After accepting the fight, Eagle flew all the way to Louisville to heckle Jonze at one of his matches. He was rushed out by a crowd of OVW wrestlers. Soon after, Jonze dropped in on Eagle at LA’s Adult Swim Festival, interrupting his set. Jonze was escorted out by security. While it looked on Twitter like a beef spinning out of control—and Eagle, not sure what to make of things, sort of thought it was—these public disturbances worked in hyping up a fight OVW’s pretigious 1000th show.

In the shadow of Guy Fieri’s Smokehouse, a few hundred attendees—mostly white, working class folks of all ages—cheer on the matches leading up to Eagle vs. Jonze. The smell of chicken tenders and pulled pork is pervasive. I hear a wrestler unironically call someone “brother.” It’s humid from a harsh summer storm, and the scene is confusing as ticket-holders struggle to find seats while the spectacle captures the attention of passersby— visiting business people and tourists—who stop to gawk from the sidewalk and wonder what they’ve stumbled upon.

The venue, Fourth Street Live!, is well known in Louisville as a spot for business lunches and bachelorette parties. It’s essentially a city block encased in glass and barricaded so that tourists and convention-goers can wander the thoroughfare between electrified bars and upscale-American dining options. Most locals stay away. Occasionally, the open-air space plays host to concerts, the world’s giant disco ball, college basketball exhibitions and, now, professional wrestling matches.

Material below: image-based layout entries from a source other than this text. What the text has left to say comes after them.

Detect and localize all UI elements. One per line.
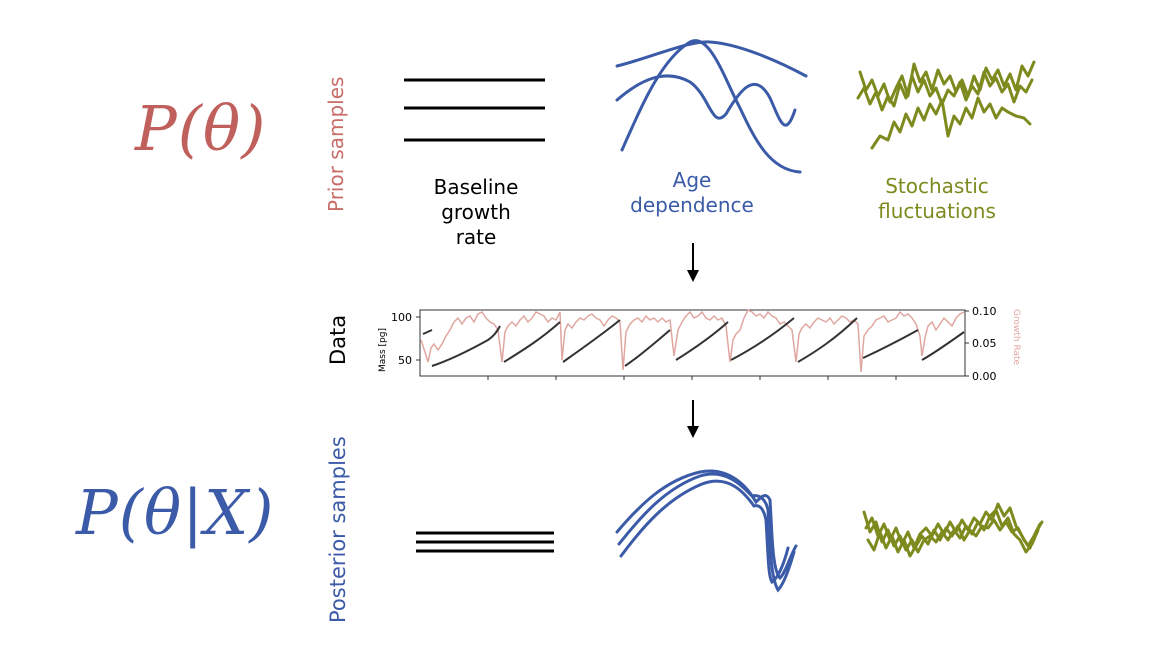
right-tick-005: 0.05 <box>972 337 997 350</box>
caption-baseline-line2: rate <box>455 225 497 249</box>
caption-age-line1: Age <box>672 168 712 192</box>
prior-formula: P(θ) <box>135 92 267 165</box>
caption-baseline: Baseline growth rate <box>396 175 556 250</box>
caption-stochastic-line2: fluctuations <box>878 199 996 223</box>
caption-baseline-line1: Baseline growth <box>433 175 519 224</box>
caption-stochastic: Stochastic fluctuations <box>857 174 1017 224</box>
right-tick-010: 0.10 <box>972 305 997 318</box>
left-axis-label: Mass [pg] <box>378 328 388 372</box>
left-tick-100: 100 <box>391 311 412 324</box>
right-tick-000: 0.00 <box>972 370 997 383</box>
left-tick-50: 50 <box>398 354 412 367</box>
caption-age-line2: dependence <box>630 193 754 217</box>
caption-stochastic-line1: Stochastic <box>885 174 989 198</box>
caption-age: Age dependence <box>612 168 772 218</box>
right-axis-label: Growth Rate <box>1011 309 1021 366</box>
posterior-formula: P(θ|X) <box>76 476 275 549</box>
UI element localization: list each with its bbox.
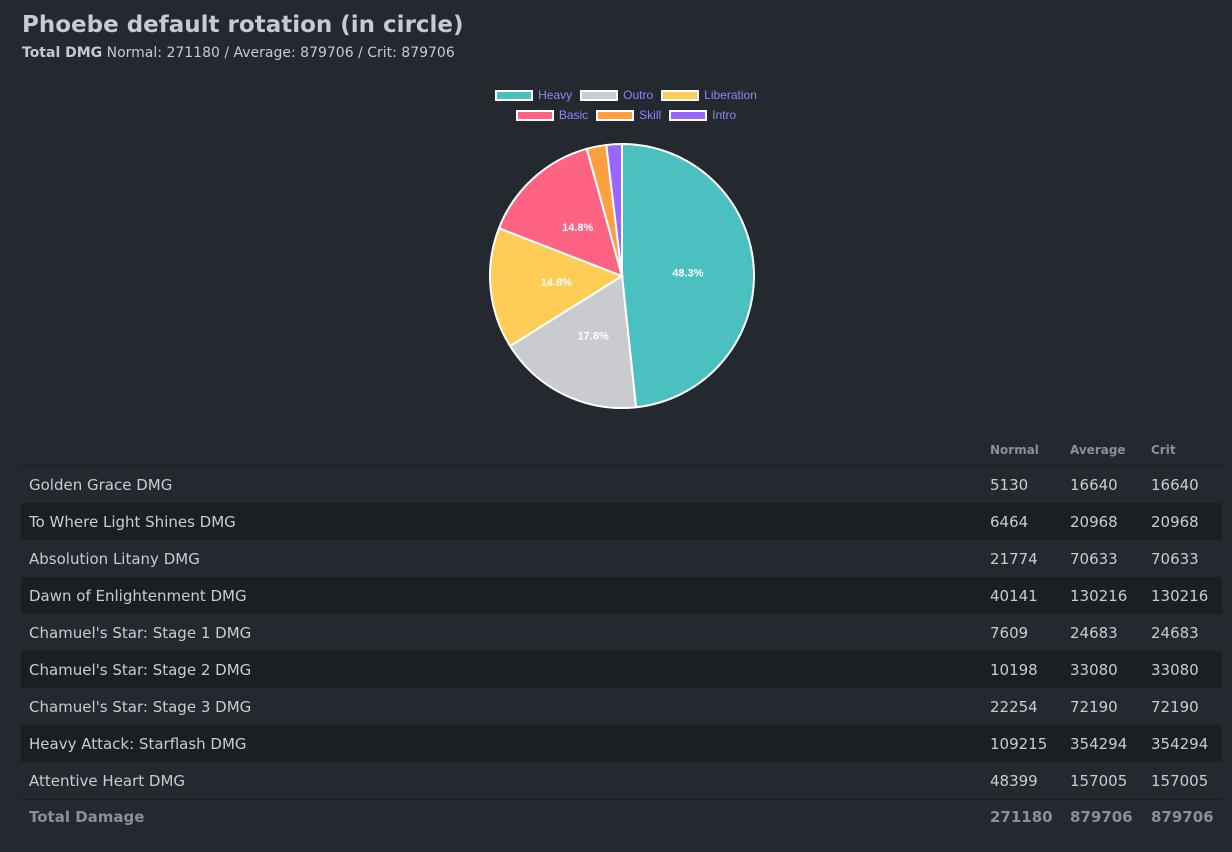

The fight is one of the last of the night, and it seems to have upstaged the heavyweight championship bout, the headline event. Eagle enters the ring alone to confront Jonze and his crew, but is soon joined by two former WWE wrestlers, for whom the crowd goes crazy. Flanked by Mick Foley and Ken Anderson, Eagle takes on Jonze. Sitting ringside, it’s a little stressful. By the time the fighting starts, I’m desperate to see Jonze lose, but Eagle—who pretty much had to learn his all his moves for this fight in one day—is not great out there. He spends a lot of time on the ground and in holds, seemingly worn out. Jonze pins him into a corner and rips Eagle’s shirt down the middle, tearing it off of him. On more than one occasion, he just lies on the ground and, for most of the fight, it looks like he’ll lose. At one point, they build the drama by having a member of Jonze’s posse come into the ring to gang up on Eagle. Anderson jumps in to aid Eagle and it’s all a little confusing from the sideline. But Eagle picks up momentum. He gets in a real punch and then there is one sudden, loud crash as he takes down Shiloh Jonze.

The crowd cheers. Eagle emerges the victor.

Backstage, in an empty food court, he is still a bundle energy. A half-hour after the fight, he’s sweaty and sore, but excited to talk about the fight and his love of wrestling: “I feel like it went good, but I’m also full of adrenaline. I feel like my body’s going to fall apart. As soon as this energy wave dissipates, I’ll melt into the floor.”

Would he fight again? Absolutely not, he tells me, unless someone offered a big payout (he wasn’t paid to fight Jonze). Tonight was a reckless move, he says. “I feel crazy. I’m a maniac. That’s really the reason [I did this]—I’m a maniac. I didn’t do this for money. I did it because I’m crazy.”

“I came in as the underdog,” Eagle says. “I don’t [wrestle], and Shiloh is a clown. And an asshole. And a dick. And all the dirty words you can think of. So, you want the crowd to hate him and like me. And it sounded like they did.”

Open Mike Eagle’s What Happens When I Try to Relax is out soon.